We decided on our own, to try and write something to give to the bishops to assist them in dealing with cases that we predicted would start to appear with increasing regularity. We discussed various approaches with different people including several bishops who were receptive to the idea.

We had several conversations with Bishop Quinn. Bishop Quinn suggested that whatever was composed be done in such a format that it be based on a set of questions that would respond to as many different angles and aspects of the issue as could be conceived of. Within a short time we had decided to collect information and put together a manual or book that would be set up in a question and answer format. The full edition would also contain copies of several medical articles about pedophilia. Most of these were taken from medical journals and several were authored by Dr. Fred Berlin of the Johns Hopkins University Hospital Sexual Disorders Clinic.
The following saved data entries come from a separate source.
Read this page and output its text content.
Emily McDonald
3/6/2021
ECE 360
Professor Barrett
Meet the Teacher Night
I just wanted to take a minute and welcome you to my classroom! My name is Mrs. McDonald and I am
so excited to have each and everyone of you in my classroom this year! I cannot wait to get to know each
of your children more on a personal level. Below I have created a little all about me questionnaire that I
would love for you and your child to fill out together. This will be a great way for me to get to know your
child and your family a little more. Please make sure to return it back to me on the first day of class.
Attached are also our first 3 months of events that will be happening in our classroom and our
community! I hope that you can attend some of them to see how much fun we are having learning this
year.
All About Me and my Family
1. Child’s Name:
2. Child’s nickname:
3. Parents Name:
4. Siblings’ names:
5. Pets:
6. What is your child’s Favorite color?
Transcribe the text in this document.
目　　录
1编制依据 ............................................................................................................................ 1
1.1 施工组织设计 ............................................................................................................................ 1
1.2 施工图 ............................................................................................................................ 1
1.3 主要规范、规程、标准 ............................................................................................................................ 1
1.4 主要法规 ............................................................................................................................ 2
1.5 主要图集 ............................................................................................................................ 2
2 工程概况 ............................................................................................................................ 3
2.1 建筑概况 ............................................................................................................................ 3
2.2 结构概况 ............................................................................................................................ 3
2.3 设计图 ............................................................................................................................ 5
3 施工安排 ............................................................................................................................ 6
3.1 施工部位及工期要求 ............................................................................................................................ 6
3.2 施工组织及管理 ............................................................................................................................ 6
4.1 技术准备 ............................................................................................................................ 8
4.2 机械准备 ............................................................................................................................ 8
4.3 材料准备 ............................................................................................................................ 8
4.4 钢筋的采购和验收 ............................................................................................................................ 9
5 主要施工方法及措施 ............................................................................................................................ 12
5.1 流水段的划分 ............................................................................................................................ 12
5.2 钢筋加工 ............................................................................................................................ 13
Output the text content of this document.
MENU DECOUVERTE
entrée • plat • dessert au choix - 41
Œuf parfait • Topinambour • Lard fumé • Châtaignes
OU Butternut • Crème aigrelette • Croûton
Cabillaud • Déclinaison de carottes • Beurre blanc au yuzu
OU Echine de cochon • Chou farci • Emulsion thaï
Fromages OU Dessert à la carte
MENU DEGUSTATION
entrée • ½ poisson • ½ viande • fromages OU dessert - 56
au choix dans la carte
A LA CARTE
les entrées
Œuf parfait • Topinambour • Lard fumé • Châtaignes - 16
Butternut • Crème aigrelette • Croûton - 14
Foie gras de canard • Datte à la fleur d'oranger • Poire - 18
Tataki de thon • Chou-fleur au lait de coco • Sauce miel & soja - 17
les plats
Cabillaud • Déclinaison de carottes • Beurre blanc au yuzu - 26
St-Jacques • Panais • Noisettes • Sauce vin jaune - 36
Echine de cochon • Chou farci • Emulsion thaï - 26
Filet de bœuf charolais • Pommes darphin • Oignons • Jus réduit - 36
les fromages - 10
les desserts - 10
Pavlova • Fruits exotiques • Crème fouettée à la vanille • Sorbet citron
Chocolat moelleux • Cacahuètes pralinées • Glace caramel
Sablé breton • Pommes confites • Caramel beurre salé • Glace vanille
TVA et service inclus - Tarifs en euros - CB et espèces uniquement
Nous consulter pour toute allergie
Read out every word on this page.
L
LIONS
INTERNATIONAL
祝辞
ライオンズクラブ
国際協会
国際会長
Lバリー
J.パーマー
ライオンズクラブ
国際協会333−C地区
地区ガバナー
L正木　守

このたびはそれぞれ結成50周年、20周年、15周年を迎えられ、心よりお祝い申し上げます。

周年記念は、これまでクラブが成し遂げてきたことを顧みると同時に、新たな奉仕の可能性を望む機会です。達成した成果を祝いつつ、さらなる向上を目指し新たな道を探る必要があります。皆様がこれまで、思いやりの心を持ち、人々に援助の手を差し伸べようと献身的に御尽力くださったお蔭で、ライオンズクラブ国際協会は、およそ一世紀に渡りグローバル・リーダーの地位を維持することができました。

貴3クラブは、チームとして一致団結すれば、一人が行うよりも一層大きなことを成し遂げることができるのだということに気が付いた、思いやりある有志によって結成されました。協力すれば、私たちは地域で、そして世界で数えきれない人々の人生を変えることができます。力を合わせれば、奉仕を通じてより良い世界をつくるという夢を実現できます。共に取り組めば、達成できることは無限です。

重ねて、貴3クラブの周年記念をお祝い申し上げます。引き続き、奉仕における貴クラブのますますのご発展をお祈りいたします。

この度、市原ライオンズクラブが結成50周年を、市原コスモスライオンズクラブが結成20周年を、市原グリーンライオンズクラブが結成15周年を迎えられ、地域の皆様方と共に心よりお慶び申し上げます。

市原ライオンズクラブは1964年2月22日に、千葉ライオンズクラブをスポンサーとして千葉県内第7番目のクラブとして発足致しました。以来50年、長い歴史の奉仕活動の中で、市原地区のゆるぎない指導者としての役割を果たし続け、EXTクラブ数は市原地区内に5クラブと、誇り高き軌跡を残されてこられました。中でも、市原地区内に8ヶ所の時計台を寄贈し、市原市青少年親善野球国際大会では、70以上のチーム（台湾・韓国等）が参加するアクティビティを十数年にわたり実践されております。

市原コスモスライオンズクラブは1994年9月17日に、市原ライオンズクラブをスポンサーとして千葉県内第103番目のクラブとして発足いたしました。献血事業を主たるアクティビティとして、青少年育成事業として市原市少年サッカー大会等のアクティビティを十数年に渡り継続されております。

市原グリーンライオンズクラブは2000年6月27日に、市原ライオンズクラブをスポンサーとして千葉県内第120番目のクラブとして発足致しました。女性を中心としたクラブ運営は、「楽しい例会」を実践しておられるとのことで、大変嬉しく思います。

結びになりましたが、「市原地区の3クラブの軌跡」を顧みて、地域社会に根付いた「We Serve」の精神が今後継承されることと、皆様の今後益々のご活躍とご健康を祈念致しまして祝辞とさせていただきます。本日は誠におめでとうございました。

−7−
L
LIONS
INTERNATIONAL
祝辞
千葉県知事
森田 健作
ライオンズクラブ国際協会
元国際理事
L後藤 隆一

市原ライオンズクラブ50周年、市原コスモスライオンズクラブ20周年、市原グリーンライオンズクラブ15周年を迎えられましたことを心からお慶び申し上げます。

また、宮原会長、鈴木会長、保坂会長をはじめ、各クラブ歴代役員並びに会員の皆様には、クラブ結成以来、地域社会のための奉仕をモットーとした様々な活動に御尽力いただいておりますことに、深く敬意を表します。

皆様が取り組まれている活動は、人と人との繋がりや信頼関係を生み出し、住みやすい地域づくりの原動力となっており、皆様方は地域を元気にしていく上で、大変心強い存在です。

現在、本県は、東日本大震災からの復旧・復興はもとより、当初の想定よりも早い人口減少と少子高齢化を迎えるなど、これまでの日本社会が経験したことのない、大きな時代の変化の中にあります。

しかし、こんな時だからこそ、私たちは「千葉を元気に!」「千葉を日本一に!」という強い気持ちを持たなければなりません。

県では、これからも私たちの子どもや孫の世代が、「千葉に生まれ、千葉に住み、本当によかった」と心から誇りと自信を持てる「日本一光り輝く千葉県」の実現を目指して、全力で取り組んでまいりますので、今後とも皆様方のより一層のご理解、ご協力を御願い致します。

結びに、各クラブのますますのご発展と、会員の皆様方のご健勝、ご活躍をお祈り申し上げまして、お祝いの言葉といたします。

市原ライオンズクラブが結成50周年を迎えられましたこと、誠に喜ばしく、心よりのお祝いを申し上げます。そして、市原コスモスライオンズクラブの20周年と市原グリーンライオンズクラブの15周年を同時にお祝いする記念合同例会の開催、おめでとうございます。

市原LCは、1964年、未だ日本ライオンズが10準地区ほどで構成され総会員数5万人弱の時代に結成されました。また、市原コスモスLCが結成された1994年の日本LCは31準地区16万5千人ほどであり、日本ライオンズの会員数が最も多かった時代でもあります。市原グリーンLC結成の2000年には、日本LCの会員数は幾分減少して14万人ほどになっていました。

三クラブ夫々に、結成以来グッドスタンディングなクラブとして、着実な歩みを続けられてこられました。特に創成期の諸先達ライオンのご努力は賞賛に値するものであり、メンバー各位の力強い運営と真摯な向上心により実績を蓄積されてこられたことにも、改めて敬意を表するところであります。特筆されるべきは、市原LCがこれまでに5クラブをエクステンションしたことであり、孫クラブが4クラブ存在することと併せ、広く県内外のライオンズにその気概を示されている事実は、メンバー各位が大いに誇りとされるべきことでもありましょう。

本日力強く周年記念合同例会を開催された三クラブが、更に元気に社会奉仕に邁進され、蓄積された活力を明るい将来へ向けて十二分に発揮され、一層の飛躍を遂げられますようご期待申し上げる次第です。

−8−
Along with the manual, we also proposed that the NCCB sponsor a committee (or project) that would supervise detailed research into the various areas of the problem: civil and criminal law, insurance, canon law, medical, pastoral. The research would be made available to the bishops in order to assist in making enlightened decisions about the problem. The third part of the proposal involved a crisis intervention team which would consist of legal, medical and canonical/pastoral resource persons who would be available to any bishop who requested their services in assisting in dealing with specific cases.

A key aspect of the manual and proposal included a method of uniform case management or at least case following. Within a few months after the Gauthe case, i.e., by the middle of 1985, there were several civil court actions involving priests and dioceses. Over the years since then there have been hundreds. There has been no uniform case management or following by any Church agency. Hence there has been no way of determining the development of civil law jurisprudence, of tracking the nature and amount of settlements, of studying legal strategies etc. On the negative side, the lack of case following has given rise to rumor and innuendo about the monies spent, judgments of courts, numbers of perpetrators, dioceses involved etc.